Mike Craven

Personal information
- Full name: Michael Anthony Craven
- Date of birth: 20 November 1957 (age 68)
- Place of birth: Birkenhead, England
- Position: Goalkeeper

Youth career
- Cadbury's

Senior career*
- Years: Team / Apps / (Gls)
- 1975–1977: Chester / 10 / (0)
- 1977–1978: Bangor City / 50

= Mike Craven (footballer) =

English footballer (born 1957)

Mike Craven (born 20 November 1957, Birkenhead) is an English former professional footballer who played as a goalkeeper. He played in The Football League for Chester, where he won a Debenhams Cup winners medal.

==Playing career==
Craven joined Chester as a youngster from local football and began the 1975–76 season as second choice goalkeeper at the club to Grenville Millington following the departure of John Taylor. He deputised for Millington away to Brighton & Hove Albion on 13 September 1975, but had a debut to forget as Chester lost 6–0. Chester then signed Barry Watling on loan from Hartlepool until Millington returned to the side the following month and Craven had to wait until the start of the following season for his next first-team outing.

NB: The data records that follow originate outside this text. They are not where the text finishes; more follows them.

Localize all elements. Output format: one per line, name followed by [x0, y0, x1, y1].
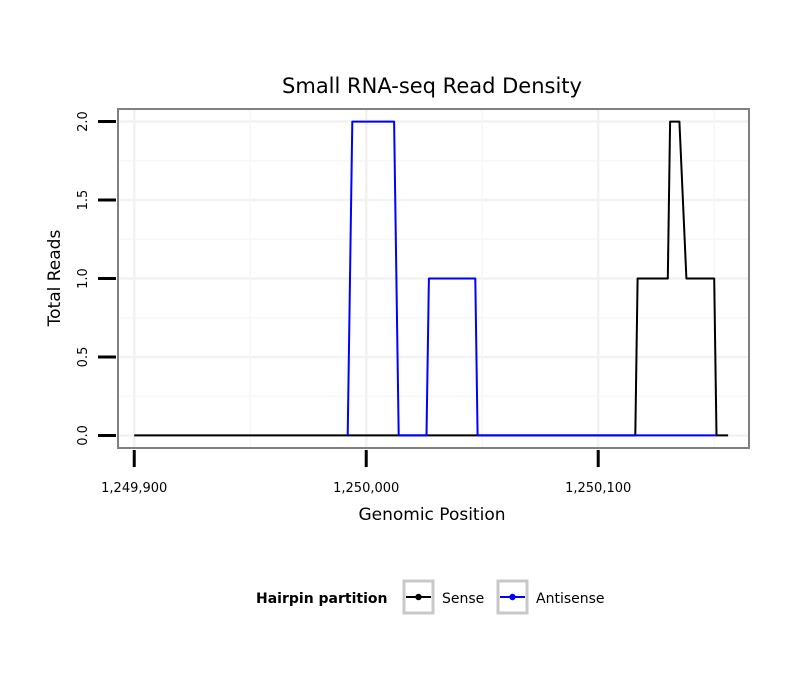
y-axis: 0.0 0.5 1.0 1.5 2.0	[76, 111, 116, 446]
x-axis-title: Genomic Position	[358, 505, 505, 525]
series-line-antisense	[346, 120, 717, 437]
x-tick-label: 1,250,100	[565, 481, 631, 496]
y-tick-label: 1.5	[76, 190, 91, 211]
y-tick-label: 2.0	[76, 111, 91, 132]
y-tick-label: 1.0	[76, 268, 91, 289]
chart-title: Small RNA-seq Read Density	[282, 74, 582, 98]
series-line-sense	[134, 120, 729, 437]
legend-key-point	[509, 593, 516, 601]
x-tick-label: 1,249,900	[101, 481, 167, 496]
legend: Hairpin partition Sense Antisense	[256, 579, 605, 615]
x-tick-label: 1,250,000	[333, 481, 399, 496]
legend-title: Hairpin partition	[256, 591, 387, 607]
plot-panel	[117, 108, 750, 449]
y-tick-label: 0.5	[76, 347, 91, 368]
legend-key-point	[415, 593, 422, 601]
legend-label-antisense: Antisense	[536, 591, 605, 607]
x-axis: 1,249,900 1,250,000 1,250,100	[101, 450, 631, 496]
y-tick-label: 0.0	[76, 425, 91, 446]
legend-label-sense: Sense	[442, 591, 484, 607]
y-axis-title: Total Reads	[45, 230, 65, 328]
series-layer	[134, 120, 729, 437]
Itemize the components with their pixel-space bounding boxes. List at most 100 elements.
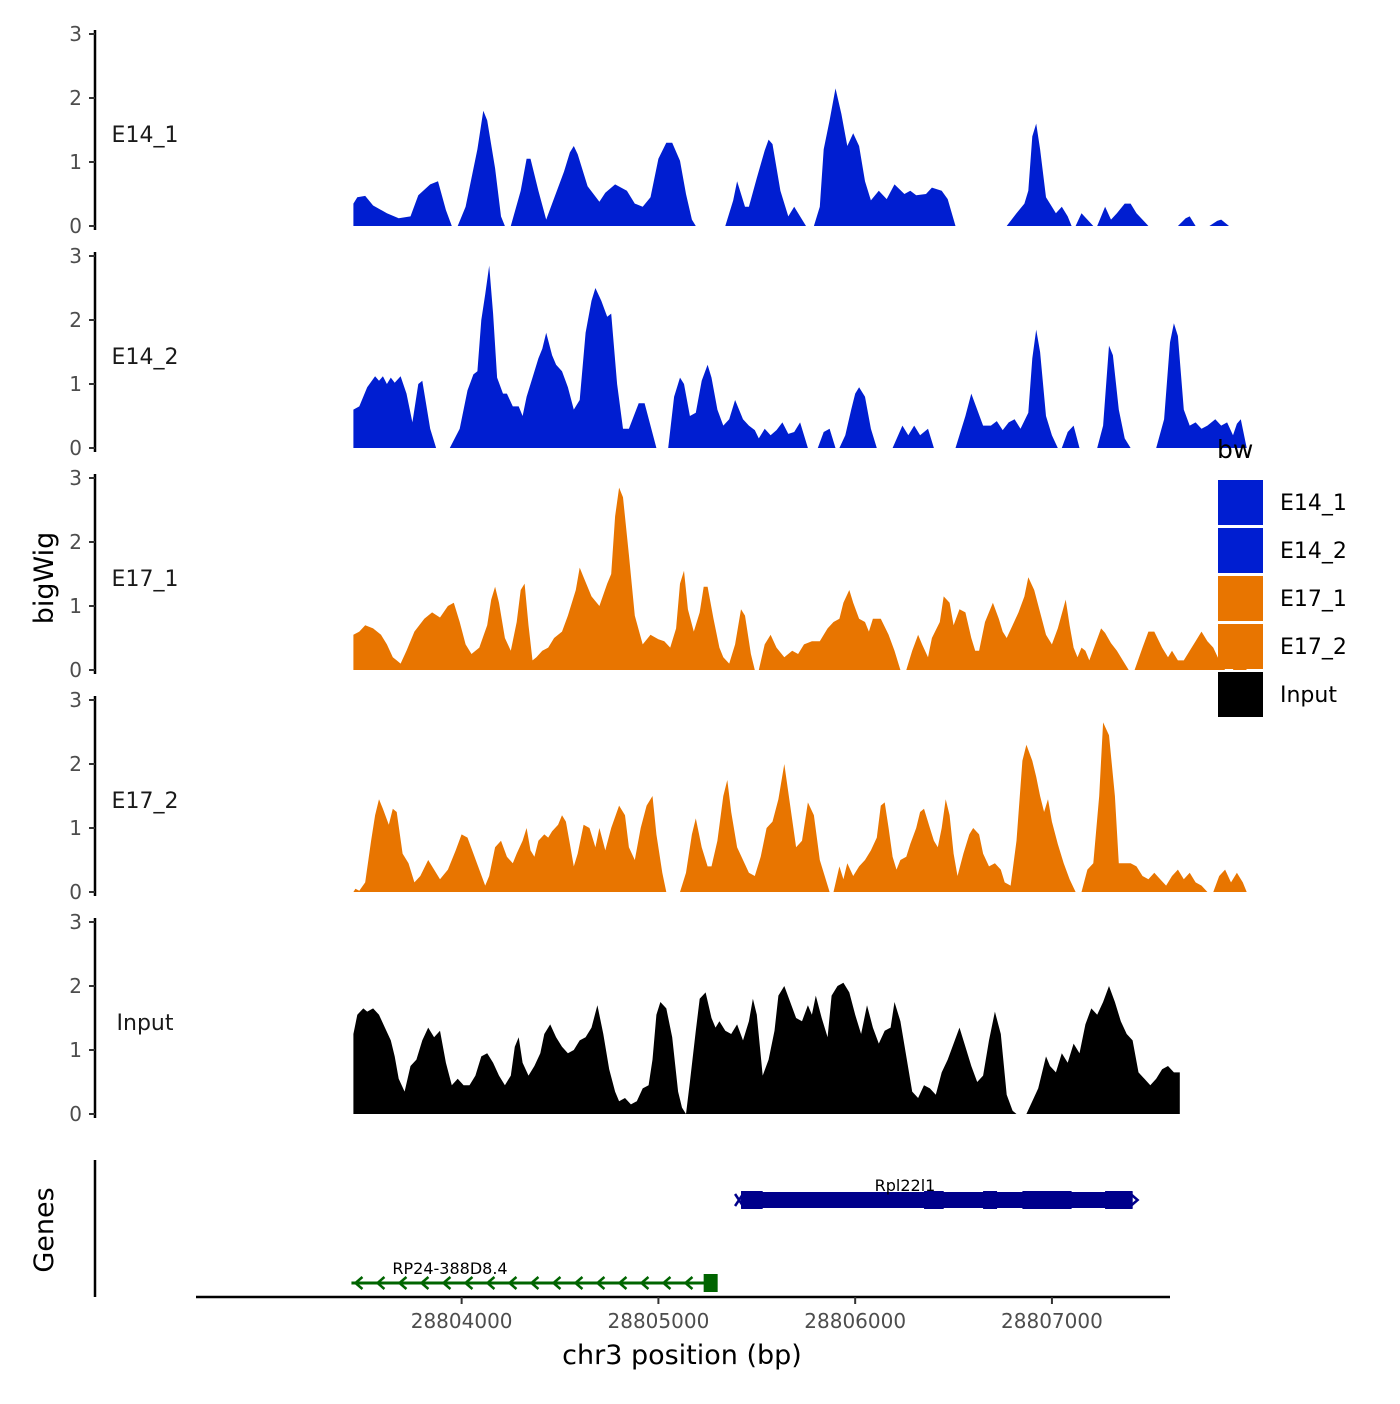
exon xyxy=(741,1191,763,1209)
gene-rp24-388d8-4: RP24-388D8.4 xyxy=(351,1259,718,1292)
y-tick-label: 3 xyxy=(69,244,82,268)
coverage-area-e14-2 xyxy=(1097,345,1131,448)
strand-arrow xyxy=(441,1276,452,1290)
x-tick-label: 28804000 xyxy=(411,1309,513,1333)
track-e14-1: 0 1 2 3 E14_1 xyxy=(69,22,1229,238)
strand-arrow xyxy=(551,1276,562,1290)
strand-arrow xyxy=(639,1276,650,1290)
track-label: E14_2 xyxy=(112,345,179,370)
legend: bw E14_1 E14_2 E17_1 E17_2 Input xyxy=(1217,435,1347,717)
coverage-area-e14-2 xyxy=(668,364,808,448)
exon xyxy=(1105,1191,1133,1209)
y-tick-label: 0 xyxy=(69,214,82,238)
coverage-area-e17-2 xyxy=(353,796,667,892)
coverage-area-e14-1 xyxy=(1209,219,1229,226)
strand-arrow xyxy=(573,1276,584,1290)
legend-swatch-e14-1 xyxy=(1218,480,1263,525)
legend-label: E14_2 xyxy=(1280,539,1347,564)
exon xyxy=(983,1191,998,1209)
coverage-area-e17-1 xyxy=(758,590,901,670)
y-tick-label: 1 xyxy=(69,816,82,840)
coverage-area-e14-1 xyxy=(813,88,956,227)
tracks-layer: 0 1 2 3 E14_1 0 1 2 3 E14_2 0 1 2 3 E17_1 0 1 2 3 E17_2 0 1 2 3… xyxy=(69,22,1247,1126)
exon xyxy=(1022,1191,1072,1209)
y-tick-label: 0 xyxy=(69,658,82,682)
coverage-area-e17-2 xyxy=(1081,722,1208,892)
y-tick-label: 3 xyxy=(69,466,82,490)
x-axis-title: chr3 position (bp) xyxy=(562,1340,802,1371)
coverage-area-e14-1 xyxy=(1006,123,1072,226)
coverage-area-e17-1 xyxy=(1134,631,1226,670)
coverage-area-e14-1 xyxy=(1177,216,1196,226)
y-tick-label: 1 xyxy=(69,372,82,396)
legend-swatch-e17-1 xyxy=(1218,576,1263,621)
gene-name-label: Rpl22l1 xyxy=(875,1176,936,1195)
gene-body xyxy=(351,1281,716,1285)
exon xyxy=(703,1274,718,1292)
y-tick-label: 3 xyxy=(69,910,82,934)
y-tick-label: 0 xyxy=(69,1102,82,1126)
strand-arrow xyxy=(375,1276,386,1290)
track-label: Input xyxy=(117,1011,174,1036)
strand-arrow xyxy=(661,1276,672,1290)
genes-axis-title: Genes xyxy=(29,1187,60,1272)
y-tick-label: 2 xyxy=(69,974,82,998)
y-tick-label: 1 xyxy=(69,150,82,174)
coverage-area-e14-2 xyxy=(449,265,657,448)
strand-arrow xyxy=(485,1276,496,1290)
strand-arrow xyxy=(397,1276,408,1290)
strand-arrow xyxy=(1129,1193,1140,1207)
y-tick-label: 0 xyxy=(69,436,82,460)
coverage-area-e17-1 xyxy=(906,577,1129,670)
x-tick-label: 28806000 xyxy=(804,1309,906,1333)
coverage-area-e17-2 xyxy=(833,744,1076,892)
gene-rpl22l1: Rpl22l1 xyxy=(734,1176,1140,1209)
strand-arrow xyxy=(683,1276,694,1290)
y-tick-label: 2 xyxy=(69,308,82,332)
legend-label: E17_2 xyxy=(1280,635,1347,660)
x-tick-label: 28807000 xyxy=(1001,1309,1103,1333)
y-tick-label: 1 xyxy=(69,1038,82,1062)
coverage-area-e14-1 xyxy=(725,139,806,226)
y-tick-label: 3 xyxy=(69,22,82,46)
coverage-area-e14-2 xyxy=(1061,425,1080,448)
track-e17-2: 0 1 2 3 E17_2 xyxy=(69,688,1247,904)
strand-arrow xyxy=(463,1276,474,1290)
legend-label: E14_1 xyxy=(1280,491,1347,516)
track-label: E17_2 xyxy=(112,789,179,814)
track-label: E17_1 xyxy=(112,567,179,592)
genes-layer: Rpl22l1 RP24-388D8.4 xyxy=(93,1160,1140,1297)
y-tick-label: 3 xyxy=(69,688,82,712)
coverage-area-e14-2 xyxy=(1156,323,1247,448)
x-axis: 28804000 28805000 28806000 28807000 xyxy=(196,1295,1170,1333)
legend-label: E17_1 xyxy=(1280,587,1347,612)
coverage-area-e14-2 xyxy=(892,425,934,448)
y-tick-label: 0 xyxy=(69,880,82,904)
y-tick-label: 1 xyxy=(69,594,82,618)
gene-name-label: RP24-388D8.4 xyxy=(392,1259,507,1278)
coverage-area-e14-1 xyxy=(353,181,452,226)
legend-title: bw xyxy=(1217,435,1253,464)
strand-arrow xyxy=(419,1276,430,1290)
coverage-area-input xyxy=(353,982,1017,1114)
coverage-area-e14-2 xyxy=(353,376,437,448)
strand-arrow xyxy=(353,1276,364,1290)
track-e14-2: 0 1 2 3 E14_2 xyxy=(69,244,1247,460)
track-label: E14_1 xyxy=(112,123,179,148)
coverage-area-e17-1 xyxy=(353,487,755,670)
coverage-area-e14-2 xyxy=(817,428,836,448)
legend-swatch-input xyxy=(1218,672,1263,717)
coverage-area-e14-1 xyxy=(457,110,505,226)
coverage-area-e17-2 xyxy=(1213,869,1247,892)
strand-arrow xyxy=(507,1276,518,1290)
coverage-area-e14-1 xyxy=(510,142,696,226)
track-input: 0 1 2 3 Input xyxy=(69,910,1180,1126)
legend-swatch-e17-2 xyxy=(1218,624,1263,669)
x-tick-label: 28805000 xyxy=(608,1309,710,1333)
coverage-area-input xyxy=(1026,986,1180,1114)
legend-label: Input xyxy=(1280,683,1337,708)
y-tick-label: 2 xyxy=(69,530,82,554)
strand-arrow xyxy=(595,1276,606,1290)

He played in Chester's first three league games of the 1976–77 season and in a Football League Cup defeat to Swansea City on 31 August 1976 that marked the end of Ken Roberts' eight-year spell as Chester manager. He appeared in the Welsh Cup tie against Shrewsbury Town, and played in the game against Crewe in the Liverpool Senior Cup, with no further first-team appearances for Chester until the climax to the season. He played in both legs of the first Debenhams Cup final against Port Vale due to Millington being injured. Chester overturned a 2–0 deficit from the first-leg to win 4–3 on aggregate and present Craven with a winners medal.

He made no more first-team appearances for Chester, who quickly signed the experienced Brian Lloyd as competition for Millington. This marked the end of Craven's professional career, as he joined non-league side Bangor City.

At Bangor he played over 50 games, including in the Welsh Cup Final against Wrexham, which was lost over a two-leg tie. Bangor defeated Shrewsbury Town and Newport, who were both League teams, in the run up to the final, with Craven playing in both games.